Feature length movies can reach a million gigabytes. Secure sharing is a requirement that cloud vendors are well positioned to optimize.

Thunderbolt storage has gotten a shot in the arm from the adoption of Thunderbolt 3.

Atto was demoing a Thunderbolt controller that achieved over 2700MB/sec throughput to a single storage array.

Accusys was back with their Thunderbolt A12T3 sharable desktop storage. It supports up to 8 nodes for a low-cost shared infrastructure.

Symply hit some potholes on their way to a shared Thunderbolt storage system, but says they’re back on track. One issue: 40Gb/s signal integrity is not easy and, of course, absolutely essential.

Device vendors WD and Seagate were there to tout their system products. Seagate’s acquisitions of array vendor Dot Hill and chassis specialist Xyratex – an IBM spin off – enable them to offer reliable, high density storage and compute platforms. I’ve already mentioned the WD/HGST object storage platform.

Drones
Drones shooting 4k video are also hot. DJI, the market leader – you can pick up former competitor 3DR’s Solo Drone at fire sale prices – introduced a 100 megapixel drone with a Hasselblad camera for the pro market.

The Hasselblad shoots 4k video in addition to producing 230MB RAW image files. Hollywood crane rentals are about to take a hit.

Render acceleration
The problem of producing special effects quickly – whether for media, VR, or AEC – got a lot of attention. Some vendors were showing realtime rendering of special effects.

Silverdraft, for example, has a personal rendering machine and a half-rack video supercomputer. Content producers with Silverdraft and the right software can play with effects in real time, rather than making a change and waiting for a render to see the difference.

VR
Lots of VR demos. But as I pointed out on ZDNet,

While 4k content requires 4x the storage capacity of 2k (1080) content, it is storage bandwidth that will force costly system upgrades.

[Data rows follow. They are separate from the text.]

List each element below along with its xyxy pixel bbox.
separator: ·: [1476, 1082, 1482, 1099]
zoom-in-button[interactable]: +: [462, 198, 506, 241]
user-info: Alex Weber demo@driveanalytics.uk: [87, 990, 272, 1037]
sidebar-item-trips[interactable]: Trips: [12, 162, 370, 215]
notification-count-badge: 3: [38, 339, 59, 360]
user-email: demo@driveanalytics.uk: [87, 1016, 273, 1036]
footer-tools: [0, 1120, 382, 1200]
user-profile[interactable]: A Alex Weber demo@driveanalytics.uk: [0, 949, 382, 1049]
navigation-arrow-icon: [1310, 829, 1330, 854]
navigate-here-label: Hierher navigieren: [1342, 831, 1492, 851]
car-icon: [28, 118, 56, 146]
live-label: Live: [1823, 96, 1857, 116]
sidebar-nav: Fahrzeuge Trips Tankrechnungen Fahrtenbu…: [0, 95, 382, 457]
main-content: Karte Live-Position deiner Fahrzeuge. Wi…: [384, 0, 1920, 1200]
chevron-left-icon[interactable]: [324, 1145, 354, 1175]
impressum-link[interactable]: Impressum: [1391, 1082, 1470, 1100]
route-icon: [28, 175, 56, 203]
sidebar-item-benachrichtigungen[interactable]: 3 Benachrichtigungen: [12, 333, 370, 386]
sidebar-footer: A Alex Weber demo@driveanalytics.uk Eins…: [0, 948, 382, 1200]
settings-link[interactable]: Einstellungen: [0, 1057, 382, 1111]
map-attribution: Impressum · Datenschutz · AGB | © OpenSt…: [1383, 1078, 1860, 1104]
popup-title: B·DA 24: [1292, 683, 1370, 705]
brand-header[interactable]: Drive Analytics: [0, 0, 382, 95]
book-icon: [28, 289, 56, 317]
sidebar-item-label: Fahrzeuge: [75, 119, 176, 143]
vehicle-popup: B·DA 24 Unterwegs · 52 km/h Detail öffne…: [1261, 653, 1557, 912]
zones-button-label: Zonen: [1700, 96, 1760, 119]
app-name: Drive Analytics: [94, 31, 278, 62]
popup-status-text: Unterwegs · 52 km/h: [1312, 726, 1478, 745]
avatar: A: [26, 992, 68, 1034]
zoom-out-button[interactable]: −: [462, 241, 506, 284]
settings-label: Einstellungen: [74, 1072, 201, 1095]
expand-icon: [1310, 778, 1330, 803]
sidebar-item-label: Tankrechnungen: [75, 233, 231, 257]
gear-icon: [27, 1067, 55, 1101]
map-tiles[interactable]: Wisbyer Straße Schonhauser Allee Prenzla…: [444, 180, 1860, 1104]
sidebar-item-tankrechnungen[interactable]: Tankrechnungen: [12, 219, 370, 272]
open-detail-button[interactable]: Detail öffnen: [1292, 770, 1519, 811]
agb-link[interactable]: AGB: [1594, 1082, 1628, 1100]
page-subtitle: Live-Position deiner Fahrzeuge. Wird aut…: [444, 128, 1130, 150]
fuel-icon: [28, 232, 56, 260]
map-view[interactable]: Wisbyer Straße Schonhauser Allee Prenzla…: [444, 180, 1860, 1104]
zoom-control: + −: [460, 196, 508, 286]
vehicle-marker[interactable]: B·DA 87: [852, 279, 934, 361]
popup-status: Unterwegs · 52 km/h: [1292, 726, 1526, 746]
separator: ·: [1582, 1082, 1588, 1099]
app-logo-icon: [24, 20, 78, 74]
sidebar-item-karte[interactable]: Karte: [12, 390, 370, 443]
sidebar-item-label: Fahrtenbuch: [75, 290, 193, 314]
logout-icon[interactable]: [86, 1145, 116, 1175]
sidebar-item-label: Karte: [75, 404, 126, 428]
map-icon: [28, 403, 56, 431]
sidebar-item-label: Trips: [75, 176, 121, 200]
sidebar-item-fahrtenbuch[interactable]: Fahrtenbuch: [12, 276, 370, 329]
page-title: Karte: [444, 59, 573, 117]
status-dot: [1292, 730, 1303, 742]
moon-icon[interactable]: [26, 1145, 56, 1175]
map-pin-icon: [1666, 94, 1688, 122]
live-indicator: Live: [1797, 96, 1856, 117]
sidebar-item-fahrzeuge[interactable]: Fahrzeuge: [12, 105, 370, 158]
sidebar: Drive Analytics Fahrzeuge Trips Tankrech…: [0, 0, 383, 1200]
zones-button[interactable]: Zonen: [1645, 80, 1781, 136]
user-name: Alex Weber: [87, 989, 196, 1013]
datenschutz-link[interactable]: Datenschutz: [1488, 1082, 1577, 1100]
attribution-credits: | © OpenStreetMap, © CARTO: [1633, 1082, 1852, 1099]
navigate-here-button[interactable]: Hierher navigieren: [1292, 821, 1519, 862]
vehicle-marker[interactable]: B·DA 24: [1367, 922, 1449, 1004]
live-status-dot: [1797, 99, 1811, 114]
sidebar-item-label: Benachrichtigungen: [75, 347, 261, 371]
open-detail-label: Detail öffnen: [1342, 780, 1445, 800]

Dual 4k displays at 90FPS require about 10GB/sec of storage bandwidth. So even if realtime renders are consumerized, the storage bandwidth will be the long pole driving cost.

The StorageMojo take
It’s clear that unlike the moribund 3D push, 4k is a real trend with long term implications for the storage industry. Like what?

4k’s large file sizes will energize the object storage market, as long as it has plenty of bandwidth to go along with low cost capacity.

4K – with 6k and 8k as well – production also stresses portable systems and storage for onsite replication, rough cuts, dailies, and technical checks.

Archives will also have to grow to handle 4k.

Bottom line: 4k will be a bonanza for the storage industry. Add to that the decreasing costs of other production inputs, and its clear that the impact of video on how we produce, share, and consume our stories will only accelerate.

Courteous comments welcome, of course. I’ve done work for WD and HGST.